Türkiye'de modern anlamda yüzme sporuna ilk adımın 1973 yılında Galatasaray Sultaniyesi' nde atıldığı görülür. Okulun Fransa'dan gelen Beden Eğitimi Öğretmeni M. Moiroux, aynı zamanda iyi bir yüzücü olduğundan Galatasaray Sultaniyesi öğrencilerine beden eğitimi deslerinde yüzmeyi de öğretmiştir. Ayrıca Heybeliada'daki Mekteb-i Fünun-ı Bahriye'nin (Deniz Harp Okulu) iç yönetmenliğinin 19. Maddesinde, okulun her öğrencisinin denize girmek ve yüzme öğrenmekle mükellef bulunduğu kesinlikle belirtilmekteydi.

Evliya Çelebi'nin Seyehatnamesi'nden Kağıthane şenliklerinde yüzme yarışlarının yapıldığı anlaşılmaktadır.Ayrıca Osmanlı Donanmasındaki leventlerinde çok iyi yüzme bildikleri saptanmıştır.

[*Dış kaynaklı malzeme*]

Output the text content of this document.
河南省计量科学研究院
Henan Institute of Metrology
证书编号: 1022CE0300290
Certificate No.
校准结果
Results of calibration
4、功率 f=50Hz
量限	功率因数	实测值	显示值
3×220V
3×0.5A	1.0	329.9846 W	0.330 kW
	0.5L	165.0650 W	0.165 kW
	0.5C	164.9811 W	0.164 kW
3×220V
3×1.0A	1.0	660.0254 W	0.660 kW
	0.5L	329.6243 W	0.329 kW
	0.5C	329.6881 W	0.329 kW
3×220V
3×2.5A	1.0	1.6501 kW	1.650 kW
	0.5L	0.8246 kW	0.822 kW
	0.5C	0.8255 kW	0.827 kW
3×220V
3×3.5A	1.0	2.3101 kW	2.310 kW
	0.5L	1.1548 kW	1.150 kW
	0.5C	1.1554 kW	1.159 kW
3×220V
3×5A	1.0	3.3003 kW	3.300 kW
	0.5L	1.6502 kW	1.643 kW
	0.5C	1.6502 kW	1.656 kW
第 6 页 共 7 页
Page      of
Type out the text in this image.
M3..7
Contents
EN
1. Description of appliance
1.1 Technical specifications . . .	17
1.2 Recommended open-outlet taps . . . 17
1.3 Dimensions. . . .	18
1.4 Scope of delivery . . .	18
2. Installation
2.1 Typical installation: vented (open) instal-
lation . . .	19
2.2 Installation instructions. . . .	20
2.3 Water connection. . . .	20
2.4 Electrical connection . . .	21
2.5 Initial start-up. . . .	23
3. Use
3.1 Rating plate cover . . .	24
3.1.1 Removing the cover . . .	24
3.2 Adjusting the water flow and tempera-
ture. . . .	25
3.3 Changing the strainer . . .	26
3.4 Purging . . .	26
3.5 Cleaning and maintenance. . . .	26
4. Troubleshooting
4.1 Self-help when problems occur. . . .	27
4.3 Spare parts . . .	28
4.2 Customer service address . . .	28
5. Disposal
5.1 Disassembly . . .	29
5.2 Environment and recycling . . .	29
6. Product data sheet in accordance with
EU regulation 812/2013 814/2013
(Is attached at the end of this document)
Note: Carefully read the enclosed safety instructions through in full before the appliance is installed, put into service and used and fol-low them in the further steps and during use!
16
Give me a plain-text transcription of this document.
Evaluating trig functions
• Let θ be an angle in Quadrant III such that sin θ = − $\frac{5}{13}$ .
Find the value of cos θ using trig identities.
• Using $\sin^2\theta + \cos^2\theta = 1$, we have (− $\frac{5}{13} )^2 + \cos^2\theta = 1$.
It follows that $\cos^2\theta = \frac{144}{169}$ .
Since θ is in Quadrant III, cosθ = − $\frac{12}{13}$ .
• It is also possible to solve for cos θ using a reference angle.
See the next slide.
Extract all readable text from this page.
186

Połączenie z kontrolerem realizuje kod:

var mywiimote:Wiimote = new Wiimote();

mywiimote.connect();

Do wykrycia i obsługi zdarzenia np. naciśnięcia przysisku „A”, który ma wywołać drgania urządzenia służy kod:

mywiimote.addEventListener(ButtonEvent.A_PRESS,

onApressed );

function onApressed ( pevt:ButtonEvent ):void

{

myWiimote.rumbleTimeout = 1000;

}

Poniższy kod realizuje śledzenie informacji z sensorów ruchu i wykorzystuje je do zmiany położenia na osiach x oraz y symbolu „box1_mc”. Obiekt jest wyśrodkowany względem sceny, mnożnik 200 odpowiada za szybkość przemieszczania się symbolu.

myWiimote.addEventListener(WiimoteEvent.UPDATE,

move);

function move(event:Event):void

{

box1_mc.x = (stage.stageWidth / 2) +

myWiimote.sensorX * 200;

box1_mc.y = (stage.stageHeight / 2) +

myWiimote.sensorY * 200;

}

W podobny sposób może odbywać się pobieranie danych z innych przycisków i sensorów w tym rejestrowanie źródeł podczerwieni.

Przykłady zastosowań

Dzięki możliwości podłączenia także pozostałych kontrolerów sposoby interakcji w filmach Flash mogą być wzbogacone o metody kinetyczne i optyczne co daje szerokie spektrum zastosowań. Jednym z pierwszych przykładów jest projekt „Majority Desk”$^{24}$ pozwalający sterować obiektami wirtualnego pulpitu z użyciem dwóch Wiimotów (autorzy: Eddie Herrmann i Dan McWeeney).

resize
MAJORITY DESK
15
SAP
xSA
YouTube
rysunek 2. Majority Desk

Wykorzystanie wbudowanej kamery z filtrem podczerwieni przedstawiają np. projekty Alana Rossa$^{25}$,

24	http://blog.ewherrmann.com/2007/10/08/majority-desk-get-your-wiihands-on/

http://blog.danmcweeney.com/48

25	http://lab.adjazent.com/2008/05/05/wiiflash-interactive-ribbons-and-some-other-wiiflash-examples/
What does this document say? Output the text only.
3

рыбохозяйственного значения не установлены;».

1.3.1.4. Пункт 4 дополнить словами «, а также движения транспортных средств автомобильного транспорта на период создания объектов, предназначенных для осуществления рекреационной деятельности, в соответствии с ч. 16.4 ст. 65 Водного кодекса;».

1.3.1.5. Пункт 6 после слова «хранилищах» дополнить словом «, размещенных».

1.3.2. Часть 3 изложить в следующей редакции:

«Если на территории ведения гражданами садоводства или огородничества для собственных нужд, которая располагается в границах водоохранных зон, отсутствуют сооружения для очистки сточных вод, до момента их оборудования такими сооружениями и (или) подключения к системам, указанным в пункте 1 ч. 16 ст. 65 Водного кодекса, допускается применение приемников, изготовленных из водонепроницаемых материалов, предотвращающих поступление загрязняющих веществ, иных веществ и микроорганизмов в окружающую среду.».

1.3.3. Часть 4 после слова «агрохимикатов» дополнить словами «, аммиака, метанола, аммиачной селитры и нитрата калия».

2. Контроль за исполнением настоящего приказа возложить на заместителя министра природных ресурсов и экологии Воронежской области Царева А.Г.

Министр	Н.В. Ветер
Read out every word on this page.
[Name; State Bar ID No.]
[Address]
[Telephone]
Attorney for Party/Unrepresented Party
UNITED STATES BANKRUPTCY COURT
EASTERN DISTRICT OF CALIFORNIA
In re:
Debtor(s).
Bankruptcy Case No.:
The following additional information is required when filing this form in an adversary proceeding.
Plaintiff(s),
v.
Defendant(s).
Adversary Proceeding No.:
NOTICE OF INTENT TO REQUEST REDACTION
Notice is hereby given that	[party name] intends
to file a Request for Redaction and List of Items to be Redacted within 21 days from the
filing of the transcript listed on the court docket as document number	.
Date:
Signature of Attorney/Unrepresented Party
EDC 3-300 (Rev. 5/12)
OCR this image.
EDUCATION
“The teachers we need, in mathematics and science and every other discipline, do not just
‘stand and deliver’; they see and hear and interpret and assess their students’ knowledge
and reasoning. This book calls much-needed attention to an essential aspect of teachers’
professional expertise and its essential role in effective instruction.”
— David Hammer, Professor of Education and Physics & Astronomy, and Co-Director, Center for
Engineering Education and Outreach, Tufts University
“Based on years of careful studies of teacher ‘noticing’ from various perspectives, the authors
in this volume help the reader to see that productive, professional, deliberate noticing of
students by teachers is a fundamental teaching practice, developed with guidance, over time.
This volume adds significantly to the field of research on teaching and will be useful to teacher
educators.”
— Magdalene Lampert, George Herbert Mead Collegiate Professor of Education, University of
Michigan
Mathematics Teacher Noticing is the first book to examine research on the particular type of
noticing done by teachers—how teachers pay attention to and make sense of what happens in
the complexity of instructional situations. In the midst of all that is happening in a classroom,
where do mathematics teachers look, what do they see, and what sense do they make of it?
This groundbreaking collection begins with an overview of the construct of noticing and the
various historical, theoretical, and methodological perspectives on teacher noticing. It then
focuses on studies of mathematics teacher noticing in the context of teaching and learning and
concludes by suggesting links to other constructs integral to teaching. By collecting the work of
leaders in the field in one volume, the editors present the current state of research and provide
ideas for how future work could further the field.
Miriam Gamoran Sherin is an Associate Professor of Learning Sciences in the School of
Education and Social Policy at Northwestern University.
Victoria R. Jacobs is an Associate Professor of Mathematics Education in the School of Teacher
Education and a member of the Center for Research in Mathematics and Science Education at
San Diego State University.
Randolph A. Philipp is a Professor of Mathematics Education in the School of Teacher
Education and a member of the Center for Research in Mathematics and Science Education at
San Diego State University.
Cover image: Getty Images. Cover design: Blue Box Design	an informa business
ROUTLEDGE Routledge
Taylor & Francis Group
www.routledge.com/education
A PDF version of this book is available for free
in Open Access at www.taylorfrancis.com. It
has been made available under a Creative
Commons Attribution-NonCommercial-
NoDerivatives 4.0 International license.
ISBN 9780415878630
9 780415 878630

1900' lü yılların başlarında İstanbul'da bulunan yabancı uyruklular, kendi aralarında yüzme yarışları düzenlemeye başladılar. Bu tür yarışlara zaman zaman Türk gençleri de katılıyorlardı. Yüzme sporuna ilk yer veren kulüp Fenerbahçe olurken, onu Galatasaray izledi. 1922'de Moda-Kınalıada, Fenerbahçe-Kınalıada, Büyükada-Fenerbahçe arasında uzun mesafe yarışları düzenlendi.

Türkiye' de ilk düzenli yarış, 15 Eylül 1923' te Büyükada'da yapıldı. Aynı yıllarda kurulan Türkiye İdman Cemiyetleri İttifakı, yüzmenin daha disiplinli olarak yapılmasını sağladı. 1931'de Ekrem Rüştü Akömer'in çabaları ile Türkiye'de ilk yüzme havuzu olan, 25x50 m boyutlarındaki İstanbul Büyükdere Yüzme Havuzu açıldı. Aynı dönemde, İzmir Karşıyaka spor kulübü de yüzme şubesi açtı. Büyükdere Havuzu'nda G.Saray ile başlayan yüzme çalışmaları F.Bahçe, Ortaköy, Vefa, Beykoz kulüplerinin de eklenmesiyle yaygınlaştı.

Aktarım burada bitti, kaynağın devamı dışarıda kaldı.